Le chantier du TGI de Paris au point mort

La construction du nouveau palais de justice dans le quartier des Batignolles à Paris débute très mal. Selon nos informations, Bouygues, qui avait commencé les travaux en juin, les a arrêtés fin juillet. Depuis plus de deux mois, le chantier est donc au point mort. Aujourd’hui, personne ne peut dire quand il pourrait redémarrer.

 

Pour l’instant, l’érection de cette tour de 160 mètres n’est pas remise en question. Mais, à ce stade, il semble improbable qu’elle soit livrée à la date prévue, en novembre 2016. «Pour les bâtiments très élevés, on a beaucoup de mal à rattraper le temps perdu», explique un expert du BTP. Le tribunal de grande instance, qui doit quitter l’île de la Cité pour s’installer dans ce gratte-ciel début 2017, risque donc de déménager bien plus tard que prévu. Ce contretemps tombe mal, car il s’agit d’un projet emblématique: un immeuble conçu par l’architecte star, Renzo Piano, pour accueillir 9000 personnes par jour ; un édifice que le consortium emmené par Bouygues construira puis entretiendra pendant vingt-sept ans pour au moins un milliard d’euros. Tout cela dans le cadre d’un partenariat-public-privé (PPP).

 

À l’origine de ce blocage, il y a un problème d’argent. Pour mener à bien ces travaux, le major du BTP a contracté de gros emprunts. Or, comme souvent, les banques ne veulent pas débloquer les fonds à cause d’un recours contre le contrat de partenariat. Déposé par des avocats en colère réunis dans l’association La Justice dans la cité, ce recours a été débouté en première instance en mai 2013. Ce n’est pas suffisant pour que les banques honorent leurs engagements, même si, de l’avis général, ce procès devrait tourner en faveur de l’État.

 

En fait, ces sommes seront disponibles si la cour d’appel donne raison aux pouvoirs publics qui ont passé cette commande à Bouygues et ses partenaires.

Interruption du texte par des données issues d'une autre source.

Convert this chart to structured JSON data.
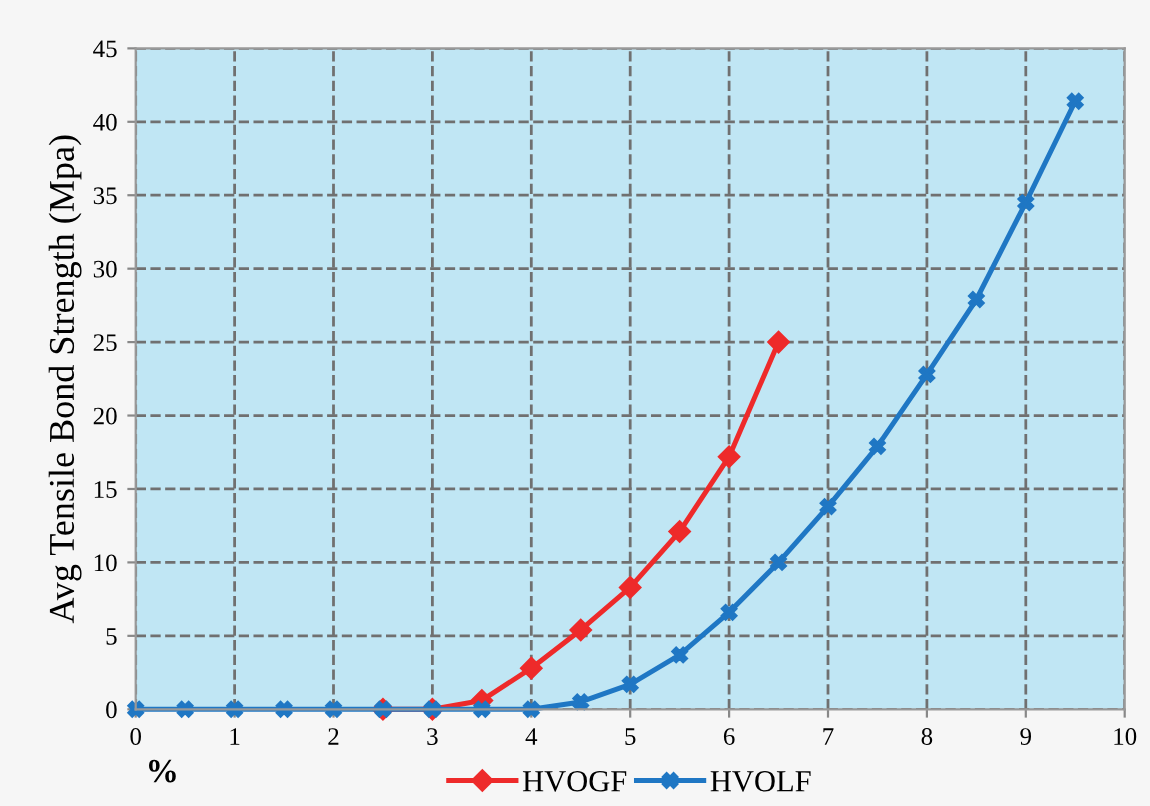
{
  "chart_data": {
    "type": "line",
    "ylabel": "Avg Tensile Bond Strength (Mpa)",
    "xlabel": "%",
    "xlim": [
      0,
      10
    ],
    "xticks": [
      0,
      1,
      2,
      3,
      4,
      5,
      6,
      7,
      8,
      9,
      10
    ],
    "ylim": [
      0,
      45
    ],
    "yticks": [
      0,
      5,
      10,
      15,
      20,
      25,
      30,
      35,
      40,
      45
    ],
    "grid": true,
    "legend": "bottom",
    "line_style": "solid",
    "series": [
      {
        "name": "HVOGF",
        "color": "#ee2a2a",
        "marker": "diamond",
        "x": [
          2.5,
          3,
          3.5,
          4,
          4.5,
          5,
          5.5,
          6,
          6.5
        ],
        "values": [
          0,
          0,
          0.6,
          2.8,
          5.4,
          8.3,
          12.1,
          17.2,
          25.0
        ]
      },
      {
        "name": "HVOLF",
        "color": "#1f77c4",
        "marker": "cross",
        "x": [
          0,
          0.5,
          1,
          1.5,
          2,
          2.5,
          3,
          3.5,
          4,
          4.5,
          5,
          5.5,
          6,
          6.5,
          7,
          7.5,
          8,
          8.5,
          9,
          9.5
        ],
        "values": [
          0,
          0,
          0,
          0,
          0,
          0,
          0,
          0,
          0,
          0.5,
          1.7,
          3.7,
          6.6,
          10.0,
          13.8,
          17.9,
          22.8,
          27.9,
          34.5,
          41.4
        ]
      }
    ]
  }
}
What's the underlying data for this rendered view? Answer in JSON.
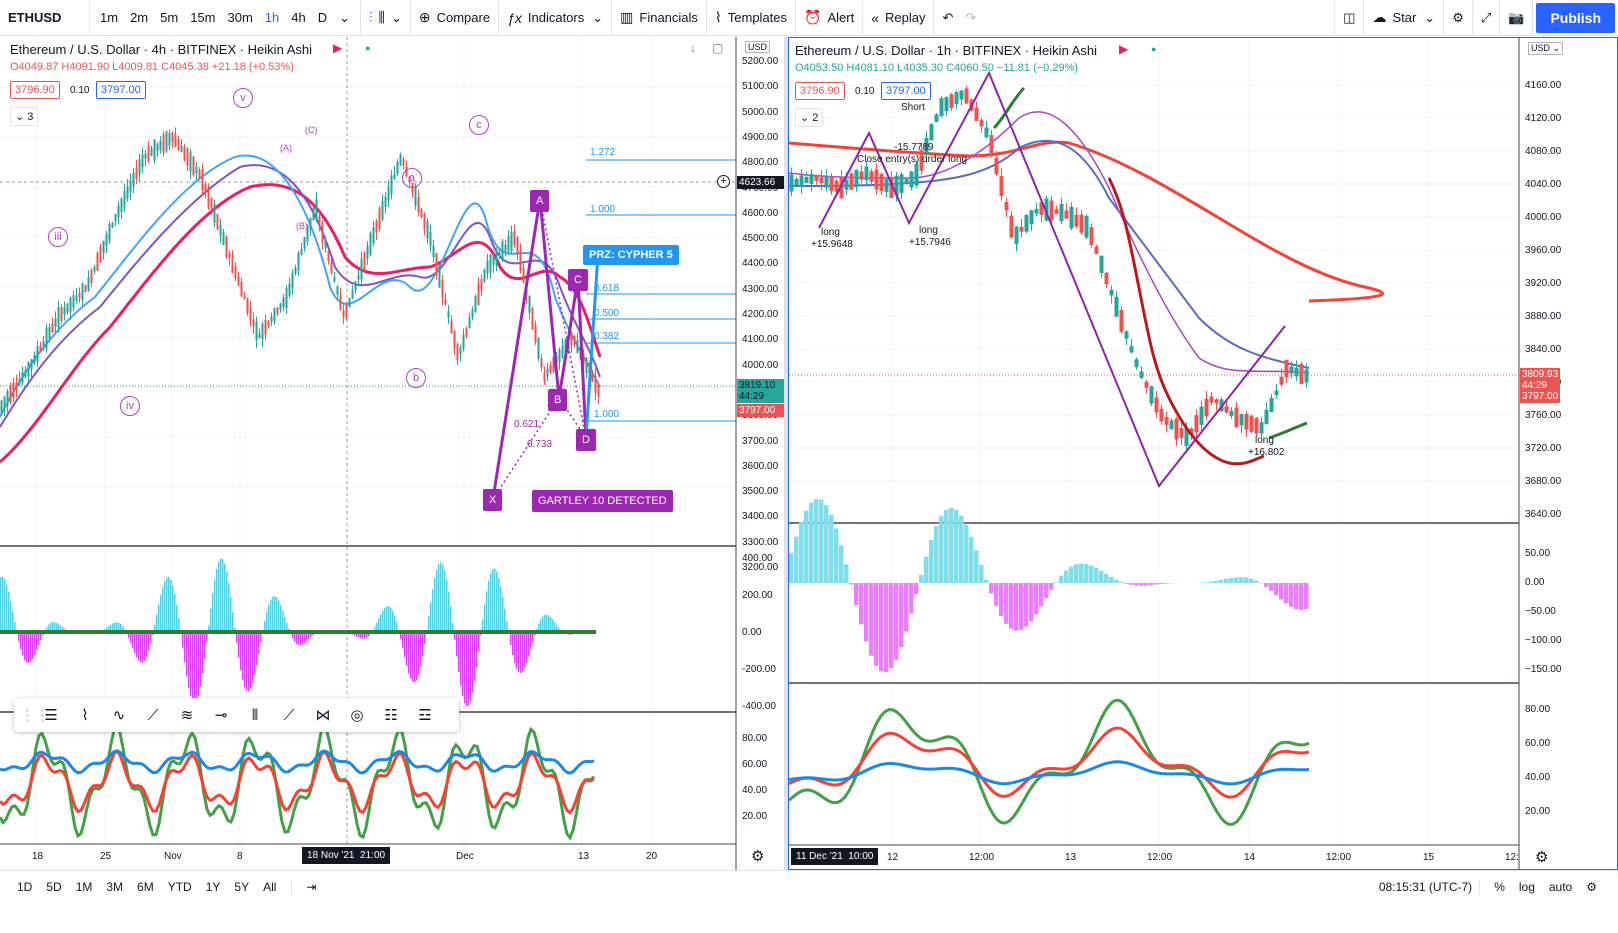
{
  "toolbar": {
    "symbol": "ETHUSD",
    "intervals": [
      "1m",
      "2m",
      "5m",
      "15m",
      "30m",
      "1h",
      "4h",
      "D"
    ],
    "active_interval": "1h",
    "compare": "Compare",
    "indicators": "Indicators",
    "financials": "Financials",
    "templates": "Templates",
    "alert": "Alert",
    "replay": "Replay",
    "star": "Star",
    "publish": "Publish"
  },
  "left_chart": {
    "title": "Ethereum / U.S. Dollar · 4h · BITFINEX · Heikin Ashi",
    "o": "O4049.87",
    "h": "H4091.90",
    "l": "L4009.81",
    "c": "C4045.38",
    "chg": "+21.18 (+0.53%)",
    "bid": "3796.90",
    "spread": "0.10",
    "ask": "3797.00",
    "indicator_count": "3",
    "price_axis": [
      "5200.00",
      "5100.00",
      "5000.00",
      "4900.00",
      "4800.00",
      "4700.00",
      "4600.00",
      "4500.00",
      "4400.00",
      "4300.00",
      "4200.00",
      "4100.00",
      "4000.00",
      "3900.00",
      "3800.00",
      "3700.00",
      "3600.00",
      "3500.00",
      "3400.00",
      "3300.00",
      "3200.00"
    ],
    "currency": "USD",
    "crosshair_price": "4623.66",
    "last_price": "3819.10",
    "countdown": "44:29",
    "ask_tag": "3797.00",
    "osc_axis": [
      "400.00",
      "200.00",
      "0.00",
      "-200.00",
      "-400.00"
    ],
    "rsi_axis": [
      "80.00",
      "60.00",
      "40.00",
      "20.00"
    ],
    "time_axis": [
      "18",
      "25",
      "Nov",
      "8",
      "18 Nov '21  21:00",
      "Dec",
      "13",
      "20"
    ],
    "fib": [
      "1.272",
      "1.000",
      "0.618",
      "0.500",
      "0.382",
      "1.000"
    ],
    "prz": "PRZ: CYPHER 5",
    "gartley": "GARTLEY 10 DETECTED",
    "pattern_points": [
      "X",
      "A",
      "B",
      "C",
      "D"
    ],
    "pattern_ratios": [
      "0.621",
      "0.733"
    ],
    "waves": [
      "iii",
      "iv",
      "v",
      "a",
      "b",
      "c",
      "(C)",
      "(A)",
      "(B)"
    ]
  },
  "right_chart": {
    "title": "Ethereum / U.S. Dollar · 1h · BITFINEX · Heikin Ashi",
    "o": "O4053.50",
    "h": "H4081.10",
    "l": "L4035.30",
    "c": "C4060.50",
    "chg": "−11.81 (−0.29%)",
    "bid": "3796.90",
    "spread": "0.10",
    "ask": "3797.00",
    "indicator_count": "2",
    "currency": "USD",
    "price_axis": [
      "4160.00",
      "4120.00",
      "4080.00",
      "4040.00",
      "4000.00",
      "3960.00",
      "3920.00",
      "3880.00",
      "3840.00",
      "3800.00",
      "3760.00",
      "3720.00",
      "3680.00",
      "3640.00"
    ],
    "last_price": "3809.93",
    "countdown": "44:29",
    "ask_tag": "3797.00",
    "osc_axis": [
      "50.00",
      "0.00",
      "−50.00",
      "−100.00",
      "−150.00"
    ],
    "rsi_axis": [
      "80.00",
      "60.00",
      "40.00",
      "20.00"
    ],
    "time_axis": [
      "11 Dec '21  10:00",
      "12",
      "12:00",
      "13",
      "12:00",
      "14",
      "12:00",
      "15",
      "12:"
    ],
    "annotations": [
      "Short",
      "-15.7789",
      "Close entry(s) order long",
      "long",
      "+15.9648",
      "long",
      "+15.7946",
      "long",
      "+16.802"
    ]
  },
  "bottom": {
    "ranges": [
      "1D",
      "5D",
      "1M",
      "3M",
      "6M",
      "YTD",
      "1Y",
      "5Y",
      "All"
    ],
    "time": "08:15:31 (UTC-7)",
    "percent": "%",
    "log": "log",
    "auto": "auto"
  }
}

Mais cette décision n’est pas attendue avant 2014. Le chantier risque donc d’être bloqué encore de longs mois.

 

Pour éviter cette situation ubuesque et permettre aux banques de débloquer les crédits tout de suite, l’État avait bien accordé sa garantie qu’il paierait au cas improbable où ce contrat de partenariat serait annulé par la justice. «Mais cet élément a aussi été attaqué devant le tribunal parLa Justice dans la cité, explique un connaisseur du dossier. Du coup, les banquiers le jugent sans valeur et ne veulent toujours pas apporter les fonds.»

 

Pour sortir de cette impasse, Bouygues s’est rapproché des pouvoirs publics. «Nous avons eu une première réunion avec la ministre de la Justice pour trouver une solution», expliquait déjà fin août Yves Gabriel, PDG de Bouygues Construction.

 

Le ton est monté

 

Depuis, les contacts se sont multipliés. Principalement entre le groupe de BTP et l’Établissement public du Palais de justice de Paris (EPPJP) chargé de ce projet. Mais sans plus de succès. Le ton est même monté entre les deux entités qui ne sont pas du tout sur la même longueur d’onde. «Bouygues voudrait que l’État redonne sa garantie, souligne un expert. Et l’EPPJP souhaiterait que ce soit Bouygues qui prenne ce risque.»

 

La garde des Sceaux, Christiane Taubira, préfère compter les points de loin. Mais elle n’est certainement pas gênée que ce PPP fonctionne mal. À peine arrivée à la Chancellerie, en mai 2012, elle s’était exprimée contre cette formule qui, selon elle, entraînait une inflation des coûts. Elle avait même chiffré ce projet à plus de 2,5 milliards sur vingt-sept ans.

 

Le premier ministre, Jean-Marc Ayrault, avait sifflé la fin de la récréation en janvier 2013 en confirmant la construction du TGI sous cette forme. Pour ne pas perdre la face, Christiane Taubira se voyait confier la mission de renégocier ce contrat à la baisse. «Elle va y arriver mécaniquement grâce à la baisse des taux», sourit un spécialiste. Pour que cela présente un intérêt, encore faudrait-il que la construction de l’édifice redémarre.